Ulema ve İngiliz Hükümeti

Buna mukâbil Müslüman Ahmediler’i “İngiliz fidanı” diyerek suçlayan ulema demin   zikrettiğim şekilde İngilizleri sebepsiz olarak övmemişlerdi. Bu övgülere dayalı olarak ulemalara mülkler bahşedildi. Meselâ Muhammed Hüseyin Batalavî adlı bir hocaya  İngilizlere dalkavukluk ettiği için kırk dönüm arazi ihsan edildi. Halbuki Hz. Ahmed’in  (A.S.) ailesine bir santim arazi bile verilmedi. İngilizler, Müslüman Ahmediye Cemaatine  bile hiç bir şekilde bir ihsanda bulunmadılar. Bütün dünyada hiç bir kimse İngilizlerin  Müslüman Ahmediye Cemaati yahut Hz. Ahmed’in (A.S.) ailesi uğruna bir tek kuruş bile  harcadıklarını veyahut ta onlara bir unvan verdiklerini asla ispat edemez. Hâlbuki mesela  Allâme Dr.

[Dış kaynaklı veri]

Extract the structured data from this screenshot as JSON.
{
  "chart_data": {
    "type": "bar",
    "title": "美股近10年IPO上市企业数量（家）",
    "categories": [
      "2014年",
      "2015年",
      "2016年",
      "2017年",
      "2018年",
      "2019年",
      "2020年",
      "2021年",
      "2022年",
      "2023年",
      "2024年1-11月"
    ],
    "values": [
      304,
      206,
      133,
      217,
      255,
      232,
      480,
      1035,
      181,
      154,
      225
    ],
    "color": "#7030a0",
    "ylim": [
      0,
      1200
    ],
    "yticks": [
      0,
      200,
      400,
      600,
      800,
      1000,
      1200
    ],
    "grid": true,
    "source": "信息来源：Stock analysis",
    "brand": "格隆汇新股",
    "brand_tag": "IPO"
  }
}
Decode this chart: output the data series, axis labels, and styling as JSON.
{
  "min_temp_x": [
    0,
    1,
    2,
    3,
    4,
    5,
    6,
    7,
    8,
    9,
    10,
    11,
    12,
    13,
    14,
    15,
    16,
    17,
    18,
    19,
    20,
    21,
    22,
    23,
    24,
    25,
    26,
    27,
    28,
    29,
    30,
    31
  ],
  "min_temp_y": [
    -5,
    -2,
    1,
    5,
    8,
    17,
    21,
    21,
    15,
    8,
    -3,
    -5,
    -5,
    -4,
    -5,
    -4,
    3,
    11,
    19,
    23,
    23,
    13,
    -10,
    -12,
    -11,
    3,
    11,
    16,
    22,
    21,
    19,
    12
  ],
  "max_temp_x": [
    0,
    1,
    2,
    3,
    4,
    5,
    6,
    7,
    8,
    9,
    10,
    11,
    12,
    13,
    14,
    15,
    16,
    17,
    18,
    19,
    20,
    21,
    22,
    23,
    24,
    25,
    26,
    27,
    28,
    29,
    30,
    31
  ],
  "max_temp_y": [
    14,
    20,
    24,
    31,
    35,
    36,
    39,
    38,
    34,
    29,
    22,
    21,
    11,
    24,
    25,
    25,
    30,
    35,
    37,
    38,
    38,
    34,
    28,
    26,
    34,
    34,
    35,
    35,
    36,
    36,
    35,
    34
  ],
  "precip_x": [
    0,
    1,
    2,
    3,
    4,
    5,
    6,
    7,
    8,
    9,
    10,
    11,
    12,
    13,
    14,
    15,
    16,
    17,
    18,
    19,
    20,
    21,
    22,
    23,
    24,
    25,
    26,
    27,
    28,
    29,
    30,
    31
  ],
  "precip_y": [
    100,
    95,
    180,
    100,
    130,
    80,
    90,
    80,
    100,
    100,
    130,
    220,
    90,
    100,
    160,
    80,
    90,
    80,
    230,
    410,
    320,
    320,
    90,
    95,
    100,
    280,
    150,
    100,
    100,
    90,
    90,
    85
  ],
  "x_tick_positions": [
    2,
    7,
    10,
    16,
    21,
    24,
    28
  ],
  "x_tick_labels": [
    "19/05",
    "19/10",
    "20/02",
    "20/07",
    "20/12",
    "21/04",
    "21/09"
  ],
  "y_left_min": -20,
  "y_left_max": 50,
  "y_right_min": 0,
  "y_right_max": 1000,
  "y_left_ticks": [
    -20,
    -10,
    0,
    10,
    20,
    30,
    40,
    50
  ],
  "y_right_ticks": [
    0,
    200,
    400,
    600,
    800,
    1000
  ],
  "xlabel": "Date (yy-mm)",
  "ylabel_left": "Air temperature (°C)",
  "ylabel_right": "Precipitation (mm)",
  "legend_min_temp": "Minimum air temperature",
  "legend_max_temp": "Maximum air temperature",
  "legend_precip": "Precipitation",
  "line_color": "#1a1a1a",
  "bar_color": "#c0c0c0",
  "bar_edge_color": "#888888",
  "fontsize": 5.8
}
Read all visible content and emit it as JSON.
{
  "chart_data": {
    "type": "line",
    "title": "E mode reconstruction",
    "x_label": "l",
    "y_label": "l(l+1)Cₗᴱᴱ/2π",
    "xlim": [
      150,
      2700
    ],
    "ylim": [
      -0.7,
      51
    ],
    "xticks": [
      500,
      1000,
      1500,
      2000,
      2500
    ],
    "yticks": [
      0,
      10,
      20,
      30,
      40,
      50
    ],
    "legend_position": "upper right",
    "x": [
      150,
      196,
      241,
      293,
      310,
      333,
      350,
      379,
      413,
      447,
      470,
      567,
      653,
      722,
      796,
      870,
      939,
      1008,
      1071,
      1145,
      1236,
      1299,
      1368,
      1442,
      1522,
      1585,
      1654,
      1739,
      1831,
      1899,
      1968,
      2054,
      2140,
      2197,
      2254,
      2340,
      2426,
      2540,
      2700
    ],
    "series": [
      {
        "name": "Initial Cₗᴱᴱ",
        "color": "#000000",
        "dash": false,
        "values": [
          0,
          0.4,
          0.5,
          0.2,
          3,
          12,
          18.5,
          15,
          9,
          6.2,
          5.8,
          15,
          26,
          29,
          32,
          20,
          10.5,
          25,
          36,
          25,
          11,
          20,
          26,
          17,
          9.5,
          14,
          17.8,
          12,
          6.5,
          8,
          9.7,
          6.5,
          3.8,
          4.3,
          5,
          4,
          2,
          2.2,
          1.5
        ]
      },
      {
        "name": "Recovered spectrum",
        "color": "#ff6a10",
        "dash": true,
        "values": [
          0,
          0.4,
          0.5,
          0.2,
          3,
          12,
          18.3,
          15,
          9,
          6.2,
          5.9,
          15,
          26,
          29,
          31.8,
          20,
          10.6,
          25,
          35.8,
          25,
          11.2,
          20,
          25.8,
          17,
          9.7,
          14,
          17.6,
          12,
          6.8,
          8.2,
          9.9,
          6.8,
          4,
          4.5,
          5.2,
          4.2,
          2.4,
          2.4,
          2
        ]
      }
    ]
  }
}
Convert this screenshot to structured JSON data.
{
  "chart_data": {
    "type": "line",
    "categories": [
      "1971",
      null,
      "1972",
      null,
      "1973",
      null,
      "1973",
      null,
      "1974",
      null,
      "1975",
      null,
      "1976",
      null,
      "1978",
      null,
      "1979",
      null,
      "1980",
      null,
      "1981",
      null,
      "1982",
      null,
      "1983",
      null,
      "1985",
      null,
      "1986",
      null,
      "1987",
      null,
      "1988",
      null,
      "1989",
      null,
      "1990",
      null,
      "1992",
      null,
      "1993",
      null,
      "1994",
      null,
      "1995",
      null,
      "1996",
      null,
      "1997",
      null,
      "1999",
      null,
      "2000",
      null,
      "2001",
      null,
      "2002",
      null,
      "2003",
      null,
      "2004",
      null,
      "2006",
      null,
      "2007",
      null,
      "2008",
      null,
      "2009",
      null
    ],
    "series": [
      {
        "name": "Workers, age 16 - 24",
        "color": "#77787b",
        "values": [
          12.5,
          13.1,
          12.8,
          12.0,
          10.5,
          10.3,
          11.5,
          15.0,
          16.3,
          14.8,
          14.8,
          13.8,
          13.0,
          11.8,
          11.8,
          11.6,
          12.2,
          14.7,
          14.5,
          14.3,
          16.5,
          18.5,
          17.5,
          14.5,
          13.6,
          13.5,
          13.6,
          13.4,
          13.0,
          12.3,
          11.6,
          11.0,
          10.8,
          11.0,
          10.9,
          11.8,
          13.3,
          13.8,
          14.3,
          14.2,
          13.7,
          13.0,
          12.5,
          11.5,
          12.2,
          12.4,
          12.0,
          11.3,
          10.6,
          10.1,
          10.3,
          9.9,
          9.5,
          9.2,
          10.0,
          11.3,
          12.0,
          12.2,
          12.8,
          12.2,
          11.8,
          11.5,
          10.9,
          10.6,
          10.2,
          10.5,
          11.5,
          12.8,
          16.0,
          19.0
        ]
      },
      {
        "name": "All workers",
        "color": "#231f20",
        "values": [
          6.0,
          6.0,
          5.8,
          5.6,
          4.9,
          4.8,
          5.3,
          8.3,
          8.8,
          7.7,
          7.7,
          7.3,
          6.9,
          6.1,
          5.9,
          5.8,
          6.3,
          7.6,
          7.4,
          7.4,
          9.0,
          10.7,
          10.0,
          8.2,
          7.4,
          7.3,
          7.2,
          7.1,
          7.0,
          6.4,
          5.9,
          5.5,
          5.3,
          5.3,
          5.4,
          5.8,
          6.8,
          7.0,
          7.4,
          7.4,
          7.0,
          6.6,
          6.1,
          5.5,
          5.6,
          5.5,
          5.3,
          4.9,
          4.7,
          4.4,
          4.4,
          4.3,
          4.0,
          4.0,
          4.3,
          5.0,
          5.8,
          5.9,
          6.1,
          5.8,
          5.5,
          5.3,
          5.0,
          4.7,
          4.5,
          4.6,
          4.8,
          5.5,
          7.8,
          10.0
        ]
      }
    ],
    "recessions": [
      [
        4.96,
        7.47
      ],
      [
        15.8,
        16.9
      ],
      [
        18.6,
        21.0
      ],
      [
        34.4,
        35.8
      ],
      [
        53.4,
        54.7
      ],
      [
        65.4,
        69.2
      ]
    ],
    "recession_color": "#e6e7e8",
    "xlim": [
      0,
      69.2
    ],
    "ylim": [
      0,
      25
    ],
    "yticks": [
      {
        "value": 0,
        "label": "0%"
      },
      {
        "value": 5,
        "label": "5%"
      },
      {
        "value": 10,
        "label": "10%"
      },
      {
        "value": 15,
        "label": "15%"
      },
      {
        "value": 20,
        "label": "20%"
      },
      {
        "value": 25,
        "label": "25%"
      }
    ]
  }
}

Muhammed İkbal “Sir” unvanını kazandı. Ulemalara da büyük unvanlar  bahşedildi; mülkler verildi; ödüller dağıtıldı ve İngilizlerden büyük maaşlar almaya devam  ettiler. Bütün bununla birlikte bu kişiler İngiliz düşmanı ve en büyük mücahit imişler!  Yalnız Hz. Ahmed (A.S.) ve kendi cemaati Allah için gösterdikleri bunca fedakarlıklara  rağmen, ve hiç bir hükümetten bir tek kuruş yardım almamış olmasına ve sırf kendi  kaynaklarına güvenmesine rağmen “İngiliz fidanı” imişler!!! 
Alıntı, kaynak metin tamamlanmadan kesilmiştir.